92:1 Shabbos and (most) other mitzvos are overridden when there is a case of danger to human life. Therefore, if a person is dangerously ill – even a day-old baby – it is a mitzvah to disregard Shabbos for him. If the sick person doesn’t want us to ignore Shabbos for him, we do so anyway because it would be a great sin for him to be foolishly pious and not be saved. Regarding such a person, the Torah tells us, “surely I will hold you responsible for the blood of your own lives” (Genesis 9:5).
One who hastens to disregard Shabbos for a sick person in danger is considered praiseworthy. Even if a non-Jew is present, one should try to do things through a Jew. (The Rema disagrees – OC 328:12.) Anyone who disregards Shabbos for a dangerously-ill person earns a reward even if his help was not needed. For example, if a doctor said that this person needs a dried fig and ten individuals each ran and picked him a fig, each one receives a reward from Hashem even if the sick person was treated by the first one. Similarly, in any case of danger to human life, even in a case of doubt, it is a mitzvah to disregard Shabbos for the patient and to do for him other things forbidden by the Torah because nothing is more important than saving human life. (Although, if something can be done equally effectively in a Shabbos-permissible way or a Shabbos-prohibited way, one should not violate Shabbos unnecessarily – Mishnah Brurah 328:35.) The Torah was only given for the sake of life as per Ezekiel 20:11, “which if a man do, he may live by them.” We see that one should “live by” the mitzvos and not die because of them. The exceptions are idolatry, forbidden sexual relationships and murder; for these, one should let himself perish rather than violate them.

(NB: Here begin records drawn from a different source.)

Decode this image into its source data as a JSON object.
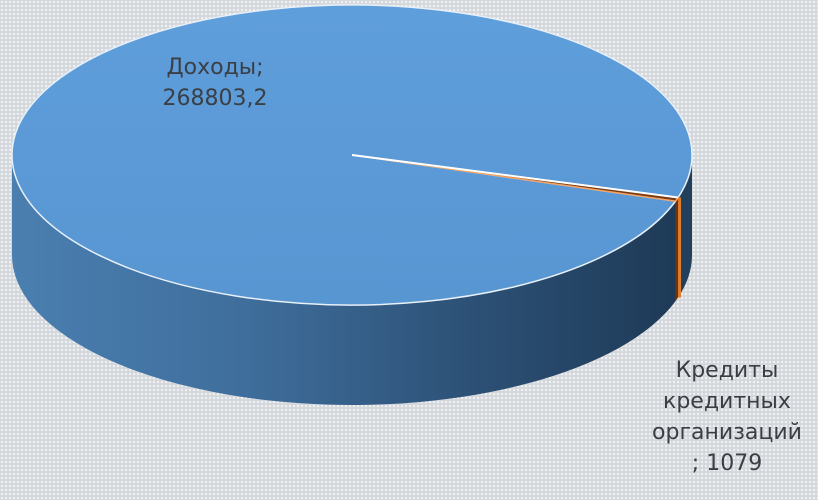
{
  "chart_data": {
    "type": "pie",
    "title": "",
    "slices": [
      {
        "label": "Доходы",
        "value_text": "268803,2",
        "value": 268803.2,
        "color": "#5b9bd5"
      },
      {
        "label": "Кредиты кредитных организаций",
        "value_text": "1079",
        "value": 1079,
        "color": "#7a3b12"
      }
    ],
    "labels": {
      "dohody": {
        "line1": "Доходы;",
        "line2": "268803,2"
      },
      "kredity": {
        "line1": "Кредиты",
        "line2": "кредитных",
        "line3": "организаций",
        "line4": "; 1079"
      }
    },
    "legend": "none",
    "style": "3d"
  }
}
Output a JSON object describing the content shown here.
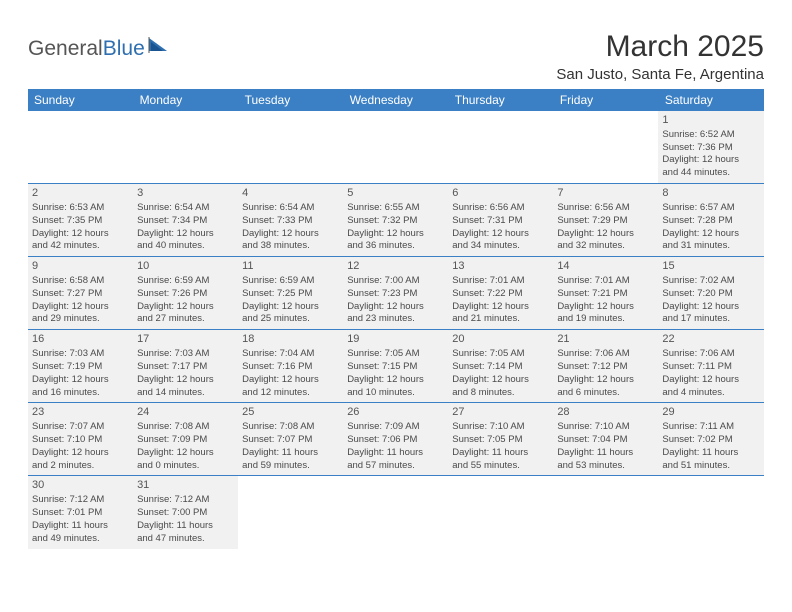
{
  "logo": {
    "text_part1": "General",
    "text_part2": "Blue"
  },
  "title": "March 2025",
  "location": "San Justo, Santa Fe, Argentina",
  "colors": {
    "header_bg": "#3b7fc4",
    "header_text": "#ffffff",
    "cell_filled_bg": "#f1f1f1",
    "border": "#3b7fc4",
    "text": "#4a4a4a"
  },
  "weekdays": [
    "Sunday",
    "Monday",
    "Tuesday",
    "Wednesday",
    "Thursday",
    "Friday",
    "Saturday"
  ],
  "weeks": [
    [
      null,
      null,
      null,
      null,
      null,
      null,
      {
        "day": "1",
        "sunrise": "Sunrise: 6:52 AM",
        "sunset": "Sunset: 7:36 PM",
        "day1": "Daylight: 12 hours",
        "day2": "and 44 minutes."
      }
    ],
    [
      {
        "day": "2",
        "sunrise": "Sunrise: 6:53 AM",
        "sunset": "Sunset: 7:35 PM",
        "day1": "Daylight: 12 hours",
        "day2": "and 42 minutes."
      },
      {
        "day": "3",
        "sunrise": "Sunrise: 6:54 AM",
        "sunset": "Sunset: 7:34 PM",
        "day1": "Daylight: 12 hours",
        "day2": "and 40 minutes."
      },
      {
        "day": "4",
        "sunrise": "Sunrise: 6:54 AM",
        "sunset": "Sunset: 7:33 PM",
        "day1": "Daylight: 12 hours",
        "day2": "and 38 minutes."
      },
      {
        "day": "5",
        "sunrise": "Sunrise: 6:55 AM",
        "sunset": "Sunset: 7:32 PM",
        "day1": "Daylight: 12 hours",
        "day2": "and 36 minutes."
      },
      {
        "day": "6",
        "sunrise": "Sunrise: 6:56 AM",
        "sunset": "Sunset: 7:31 PM",
        "day1": "Daylight: 12 hours",
        "day2": "and 34 minutes."
      },
      {
        "day": "7",
        "sunrise": "Sunrise: 6:56 AM",
        "sunset": "Sunset: 7:29 PM",
        "day1": "Daylight: 12 hours",
        "day2": "and 32 minutes."
      },
      {
        "day": "8",
        "sunrise": "Sunrise: 6:57 AM",
        "sunset": "Sunset: 7:28 PM",
        "day1": "Daylight: 12 hours",
        "day2": "and 31 minutes."
      }
    ],
    [
      {
        "day": "9",
        "sunrise": "Sunrise: 6:58 AM",
        "sunset": "Sunset: 7:27 PM",
        "day1": "Daylight: 12 hours",
        "day2": "and 29 minutes."
      },
      {
        "day": "10",
        "sunrise": "Sunrise: 6:59 AM",
        "sunset": "Sunset: 7:26 PM",
        "day1": "Daylight: 12 hours",
        "day2": "and 27 minutes."
      },
      {
        "day": "11",
        "sunrise": "Sunrise: 6:59 AM",
        "sunset": "Sunset: 7:25 PM",
        "day1": "Daylight: 12 hours",
        "day2": "and 25 minutes."
      },
      {
        "day": "12",
        "sunrise": "Sunrise: 7:00 AM",
        "sunset": "Sunset: 7:23 PM",
        "day1": "Daylight: 12 hours",
        "day2": "and 23 minutes."
      },
      {
        "day": "13",
        "sunrise": "Sunrise: 7:01 AM",
        "sunset": "Sunset: 7:22 PM",
        "day1": "Daylight: 12 hours",
        "day2": "and 21 minutes."
      },
      {
        "day": "14",
        "sunrise": "Sunrise: 7:01 AM",
        "sunset": "Sunset: 7:21 PM",
        "day1": "Daylight: 12 hours",
        "day2": "and 19 minutes."
      },
      {
        "day": "15",
        "sunrise": "Sunrise: 7:02 AM",
        "sunset": "Sunset: 7:20 PM",
        "day1": "Daylight: 12 hours",
        "day2": "and 17 minutes."
      }
    ],
    [
      {
        "day": "16",
        "sunrise": "Sunrise: 7:03 AM",
        "sunset": "Sunset: 7:19 PM",
        "day1": "Daylight: 12 hours",
        "day2": "and 16 minutes."
      },
      {
        "day": "17",
        "sunrise": "Sunrise: 7:03 AM",
        "sunset": "Sunset: 7:17 PM",
        "day1": "Daylight: 12 hours",
        "day2": "and 14 minutes."
      },
      {
        "day": "18",
        "sunrise": "Sunrise: 7:04 AM",
        "sunset": "Sunset: 7:16 PM",
        "day1": "Daylight: 12 hours",
        "day2": "and 12 minutes."
      },
      {
        "day": "19",
        "sunrise": "Sunrise: 7:05 AM",
        "sunset": "Sunset: 7:15 PM",
        "day1": "Daylight: 12 hours",
        "day2": "and 10 minutes."
      },
      {
        "day": "20",
        "sunrise": "Sunrise: 7:05 AM",
        "sunset": "Sunset: 7:14 PM",
        "day1": "Daylight: 12 hours",
        "day2": "and 8 minutes."
      },
      {
        "day": "21",
        "sunrise": "Sunrise: 7:06 AM",
        "sunset": "Sunset: 7:12 PM",
        "day1": "Daylight: 12 hours",
        "day2": "and 6 minutes."
      },
      {
        "day": "22",
        "sunrise": "Sunrise: 7:06 AM",
        "sunset": "Sunset: 7:11 PM",
        "day1": "Daylight: 12 hours",
        "day2": "and 4 minutes."
      }
    ],
    [
      {
        "day": "23",
        "sunrise": "Sunrise: 7:07 AM",
        "sunset": "Sunset: 7:10 PM",
        "day1": "Daylight: 12 hours",
        "day2": "and 2 minutes."
      },
      {
        "day": "24",
        "sunrise": "Sunrise: 7:08 AM",
        "sunset": "Sunset: 7:09 PM",
        "day1": "Daylight: 12 hours",
        "day2": "and 0 minutes."
      },
      {
        "day": "25",
        "sunrise": "Sunrise: 7:08 AM",
        "sunset": "Sunset: 7:07 PM",
        "day1": "Daylight: 11 hours",
        "day2": "and 59 minutes."
      },
      {
        "day": "26",
        "sunrise": "Sunrise: 7:09 AM",
        "sunset": "Sunset: 7:06 PM",
        "day1": "Daylight: 11 hours",
        "day2": "and 57 minutes."
      },
      {
        "day": "27",
        "sunrise": "Sunrise: 7:10 AM",
        "sunset": "Sunset: 7:05 PM",
        "day1": "Daylight: 11 hours",
        "day2": "and 55 minutes."
      },
      {
        "day": "28",
        "sunrise": "Sunrise: 7:10 AM",
        "sunset": "Sunset: 7:04 PM",
        "day1": "Daylight: 11 hours",
        "day2": "and 53 minutes."
      },
      {
        "day": "29",
        "sunrise": "Sunrise: 7:11 AM",
        "sunset": "Sunset: 7:02 PM",
        "day1": "Daylight: 11 hours",
        "day2": "and 51 minutes."
      }
    ],
    [
      {
        "day": "30",
        "sunrise": "Sunrise: 7:12 AM",
        "sunset": "Sunset: 7:01 PM",
        "day1": "Daylight: 11 hours",
        "day2": "and 49 minutes."
      },
      {
        "day": "31",
        "sunrise": "Sunrise: 7:12 AM",
        "sunset": "Sunset: 7:00 PM",
        "day1": "Daylight: 11 hours",
        "day2": "and 47 minutes."
      },
      null,
      null,
      null,
      null,
      null
    ]
  ]
}
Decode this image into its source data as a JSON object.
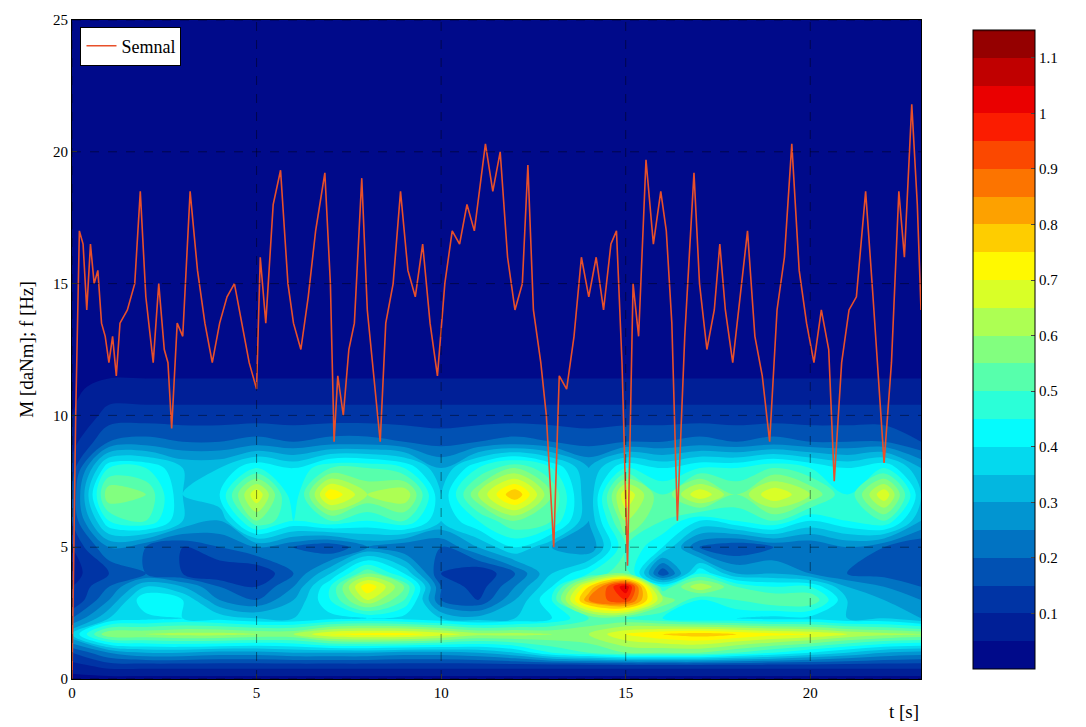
{
  "chart_data": {
    "type": "heatmap",
    "x_label": "t [s]",
    "y_label": "M [daNm]; f [Hz]",
    "xlim": [
      0,
      23
    ],
    "xticks": [
      0,
      5,
      10,
      15,
      20
    ],
    "ylim": [
      0,
      25
    ],
    "yticks": [
      0,
      5,
      10,
      15,
      20,
      25
    ],
    "grid": true,
    "legend": "upper left",
    "heatmap": {
      "x": [
        0,
        1,
        2,
        3,
        4,
        5,
        6,
        7,
        8,
        9,
        10,
        11,
        12,
        13,
        14,
        15,
        16,
        17,
        18,
        19,
        20,
        21,
        22,
        23
      ],
      "y": [
        0,
        0.5,
        1,
        1.7,
        2.3,
        3,
        3.5,
        4,
        5,
        6,
        7,
        8,
        9,
        10,
        11,
        12,
        25
      ],
      "z": [
        [
          0.03,
          0.03,
          0.03,
          0.03,
          0.03,
          0.03,
          0.03,
          0.03,
          0.03,
          0.03,
          0.03,
          0.03,
          0.03,
          0.03,
          0.03,
          0.03,
          0.03,
          0.03,
          0.03,
          0.03,
          0.03,
          0.03,
          0.03,
          0.03
        ],
        [
          0.08,
          0.12,
          0.12,
          0.12,
          0.12,
          0.12,
          0.12,
          0.12,
          0.12,
          0.12,
          0.12,
          0.12,
          0.12,
          0.12,
          0.12,
          0.12,
          0.12,
          0.12,
          0.12,
          0.12,
          0.12,
          0.12,
          0.12,
          0.12
        ],
        [
          0.15,
          0.25,
          0.3,
          0.3,
          0.28,
          0.28,
          0.3,
          0.3,
          0.3,
          0.28,
          0.28,
          0.3,
          0.35,
          0.45,
          0.5,
          0.55,
          0.55,
          0.55,
          0.5,
          0.45,
          0.4,
          0.35,
          0.3,
          0.28
        ],
        [
          0.35,
          0.6,
          0.6,
          0.62,
          0.62,
          0.6,
          0.6,
          0.7,
          0.72,
          0.72,
          0.68,
          0.62,
          0.62,
          0.6,
          0.6,
          0.7,
          0.75,
          0.78,
          0.75,
          0.72,
          0.7,
          0.65,
          0.62,
          0.6
        ],
        [
          0.2,
          0.35,
          0.38,
          0.4,
          0.38,
          0.35,
          0.35,
          0.38,
          0.4,
          0.38,
          0.35,
          0.32,
          0.35,
          0.4,
          0.5,
          0.5,
          0.45,
          0.4,
          0.4,
          0.38,
          0.38,
          0.35,
          0.35,
          0.3
        ],
        [
          0.1,
          0.25,
          0.45,
          0.4,
          0.25,
          0.2,
          0.3,
          0.45,
          0.65,
          0.5,
          0.2,
          0.15,
          0.3,
          0.45,
          0.85,
          0.95,
          0.6,
          0.45,
          0.5,
          0.55,
          0.55,
          0.35,
          0.3,
          0.25
        ],
        [
          0.1,
          0.2,
          0.35,
          0.3,
          0.2,
          0.15,
          0.25,
          0.45,
          0.75,
          0.55,
          0.2,
          0.12,
          0.25,
          0.4,
          0.75,
          1.05,
          0.45,
          0.65,
          0.5,
          0.45,
          0.45,
          0.3,
          0.25,
          0.2
        ],
        [
          0.08,
          0.15,
          0.2,
          0.15,
          0.1,
          0.1,
          0.2,
          0.35,
          0.55,
          0.4,
          0.15,
          0.1,
          0.2,
          0.35,
          0.45,
          0.55,
          0.15,
          0.45,
          0.3,
          0.3,
          0.25,
          0.2,
          0.18,
          0.15
        ],
        [
          0.1,
          0.25,
          0.2,
          0.15,
          0.2,
          0.25,
          0.2,
          0.15,
          0.25,
          0.2,
          0.2,
          0.3,
          0.4,
          0.3,
          0.25,
          0.5,
          0.4,
          0.2,
          0.15,
          0.2,
          0.2,
          0.25,
          0.2,
          0.15
        ],
        [
          0.15,
          0.45,
          0.5,
          0.35,
          0.3,
          0.55,
          0.45,
          0.5,
          0.45,
          0.5,
          0.35,
          0.45,
          0.55,
          0.5,
          0.3,
          0.6,
          0.5,
          0.4,
          0.45,
          0.5,
          0.4,
          0.45,
          0.5,
          0.3
        ],
        [
          0.15,
          0.6,
          0.55,
          0.35,
          0.4,
          0.7,
          0.4,
          0.75,
          0.6,
          0.65,
          0.35,
          0.6,
          0.8,
          0.55,
          0.3,
          0.7,
          0.5,
          0.7,
          0.55,
          0.7,
          0.6,
          0.45,
          0.7,
          0.35
        ],
        [
          0.12,
          0.45,
          0.45,
          0.35,
          0.35,
          0.45,
          0.4,
          0.5,
          0.5,
          0.45,
          0.3,
          0.45,
          0.55,
          0.45,
          0.3,
          0.45,
          0.4,
          0.45,
          0.45,
          0.5,
          0.45,
          0.4,
          0.45,
          0.3
        ],
        [
          0.08,
          0.2,
          0.22,
          0.2,
          0.2,
          0.22,
          0.2,
          0.22,
          0.22,
          0.2,
          0.18,
          0.2,
          0.22,
          0.2,
          0.18,
          0.2,
          0.2,
          0.22,
          0.2,
          0.22,
          0.2,
          0.2,
          0.2,
          0.15
        ],
        [
          0.05,
          0.12,
          0.12,
          0.12,
          0.12,
          0.12,
          0.12,
          0.12,
          0.12,
          0.12,
          0.12,
          0.12,
          0.12,
          0.12,
          0.12,
          0.12,
          0.12,
          0.12,
          0.12,
          0.12,
          0.12,
          0.12,
          0.12,
          0.12
        ],
        [
          0.04,
          0.07,
          0.07,
          0.07,
          0.07,
          0.07,
          0.07,
          0.07,
          0.07,
          0.07,
          0.07,
          0.07,
          0.07,
          0.07,
          0.07,
          0.07,
          0.07,
          0.07,
          0.07,
          0.07,
          0.07,
          0.07,
          0.07,
          0.07
        ],
        [
          0.02,
          0.02,
          0.02,
          0.02,
          0.02,
          0.02,
          0.02,
          0.02,
          0.02,
          0.02,
          0.02,
          0.02,
          0.02,
          0.02,
          0.02,
          0.02,
          0.02,
          0.02,
          0.02,
          0.02,
          0.02,
          0.02,
          0.02,
          0.02
        ],
        [
          0,
          0,
          0,
          0,
          0,
          0,
          0,
          0,
          0,
          0,
          0,
          0,
          0,
          0,
          0,
          0,
          0,
          0,
          0,
          0,
          0,
          0,
          0,
          0
        ]
      ],
      "zlim": [
        0,
        1.15
      ],
      "zticks": [
        0.1,
        0.2,
        0.3,
        0.4,
        0.5,
        0.6,
        0.7,
        0.8,
        0.9,
        1,
        1.1
      ]
    },
    "series": [
      {
        "name": "Semnal",
        "type": "line",
        "color": "#e8502a",
        "x": [
          0,
          0.1,
          0.2,
          0.3,
          0.4,
          0.5,
          0.6,
          0.7,
          0.8,
          0.9,
          1.0,
          1.1,
          1.2,
          1.3,
          1.5,
          1.7,
          1.85,
          2.0,
          2.2,
          2.35,
          2.5,
          2.6,
          2.7,
          2.85,
          3.0,
          3.2,
          3.4,
          3.6,
          3.8,
          4.0,
          4.2,
          4.4,
          4.6,
          4.8,
          5.0,
          5.1,
          5.25,
          5.45,
          5.65,
          5.85,
          6.0,
          6.2,
          6.4,
          6.6,
          6.85,
          7.0,
          7.1,
          7.2,
          7.35,
          7.5,
          7.65,
          7.85,
          8.0,
          8.2,
          8.35,
          8.5,
          8.7,
          8.9,
          9.1,
          9.3,
          9.5,
          9.7,
          9.9,
          10.1,
          10.3,
          10.5,
          10.7,
          10.9,
          11.2,
          11.4,
          11.6,
          11.8,
          12.0,
          12.2,
          12.35,
          12.5,
          12.7,
          12.85,
          13.05,
          13.2,
          13.4,
          13.6,
          13.8,
          14.0,
          14.2,
          14.4,
          14.6,
          14.75,
          14.9,
          15.05,
          15.2,
          15.35,
          15.55,
          15.75,
          15.95,
          16.1,
          16.25,
          16.4,
          16.6,
          16.85,
          17.0,
          17.2,
          17.4,
          17.55,
          17.7,
          17.9,
          18.1,
          18.3,
          18.5,
          18.7,
          18.9,
          19.1,
          19.3,
          19.5,
          19.7,
          19.9,
          20.1,
          20.3,
          20.5,
          20.65,
          20.85,
          21.05,
          21.25,
          21.5,
          21.7,
          21.9,
          22.0,
          22.2,
          22.4,
          22.55,
          22.75,
          22.9,
          23.0
        ],
        "values": [
          0,
          10,
          17,
          16.5,
          14,
          16.5,
          15,
          15.5,
          13.5,
          13,
          12,
          13,
          11.5,
          13.5,
          14,
          15,
          18.5,
          14.5,
          12,
          15,
          12.5,
          12,
          9.5,
          13.5,
          13,
          18.5,
          15.5,
          13.5,
          12,
          13.5,
          14.5,
          15,
          13.5,
          12,
          11,
          16,
          13.5,
          18,
          19.3,
          15,
          13.5,
          12.5,
          14.5,
          17,
          19.2,
          15,
          9,
          11.5,
          10,
          12.5,
          13.5,
          19,
          14,
          11,
          9,
          13.5,
          15,
          18.5,
          15.5,
          14.5,
          16.5,
          13.5,
          11.5,
          15,
          17,
          16.5,
          18,
          17,
          20.3,
          18.5,
          20,
          16,
          14,
          15,
          19.5,
          14,
          12,
          10,
          5,
          11.5,
          11,
          13,
          16,
          14.5,
          16,
          14,
          16.5,
          17,
          12,
          4.3,
          15,
          13,
          19.7,
          16.5,
          18.5,
          17,
          13.5,
          6,
          13,
          19.2,
          15,
          12.5,
          14,
          16.5,
          14,
          12,
          14.5,
          17,
          13,
          11.5,
          9,
          14,
          16,
          20.3,
          15.5,
          13.5,
          12,
          14,
          12.5,
          7.5,
          12,
          14,
          14.5,
          18.5,
          14.5,
          10,
          8.2,
          12,
          18.5,
          16,
          21.8,
          18,
          14
        ]
      }
    ]
  }
}
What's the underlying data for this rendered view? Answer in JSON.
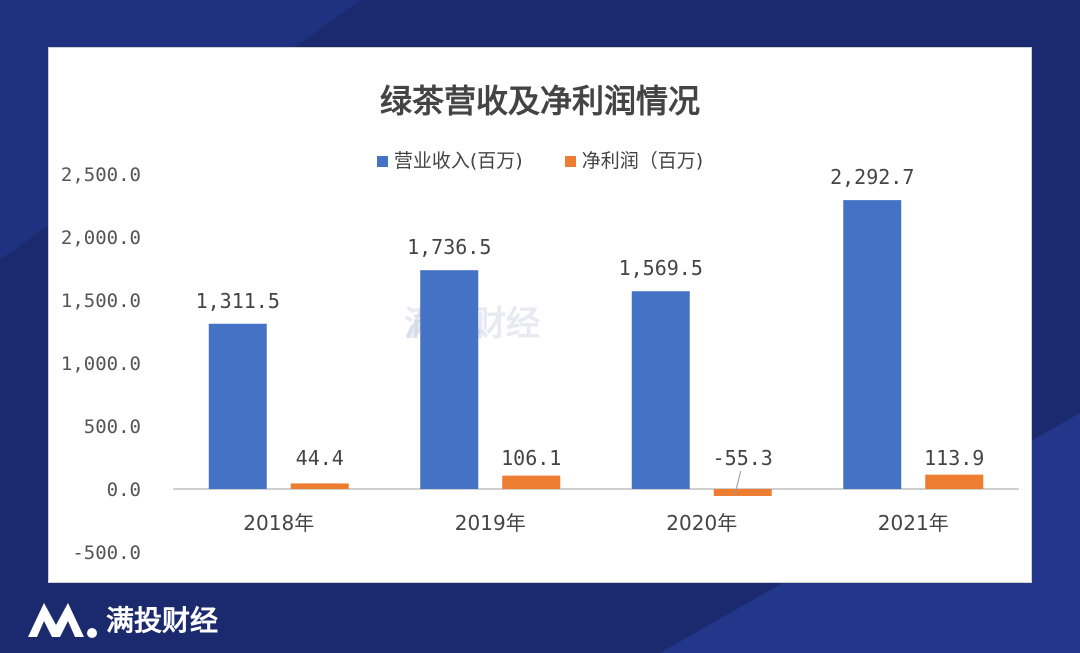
{
  "brand": {
    "name": "满投财经"
  },
  "watermark": {
    "text": "满投财经"
  },
  "chart_data": {
    "type": "bar",
    "title": "绿茶营收及净利润情况",
    "categories": [
      "2018年",
      "2019年",
      "2020年",
      "2021年"
    ],
    "series": [
      {
        "name": "营业收入(百万)",
        "color": "#4472c4",
        "values": [
          1311.5,
          1736.5,
          1569.5,
          2292.7
        ],
        "labels": [
          "1,311.5",
          "1,736.5",
          "1,569.5",
          "2,292.7"
        ]
      },
      {
        "name": "净利润（百万)",
        "color": "#ed7d31",
        "values": [
          44.4,
          106.1,
          -55.3,
          113.9
        ],
        "labels": [
          "44.4",
          "106.1",
          "-55.3",
          "113.9"
        ]
      }
    ],
    "yticks": [
      "-500.0",
      "0.0",
      "500.0",
      "1,000.0",
      "1,500.0",
      "2,000.0",
      "2,500.0"
    ],
    "ylim": [
      -500,
      2500
    ],
    "legend_position": "top",
    "grid": false
  }
}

92:2 If a person says, “I know this sick person and he is dangerously ill,” if there is no doctor present to tell us otherwise, he is believed and we disregard Shabbos for the patient. (This refers to a Jew, who understands the ramifications of violating Shabbos – Mishnah Brurah 328:29.) Even if he didn’t say explicitly, but he said that it seems to him that we need to disregard Shabbos for the patient, we listen to him and disregard Shabbos because we are lenient in a case of doubtful danger to human life. If one doctor says the patient is in danger and requires a particular treatment but another doctor says he doesn’t need it, or if the patient himself says that he doesn’t need it, we listen to the doctor who requires it (even if he is not Jewish – MB 328:25). If the patient says he needs a particular treatment and the doctor says he doesn’t, we listen to the patient. If the doctor says that this treatment will harm the patient, then we listen to the doctor.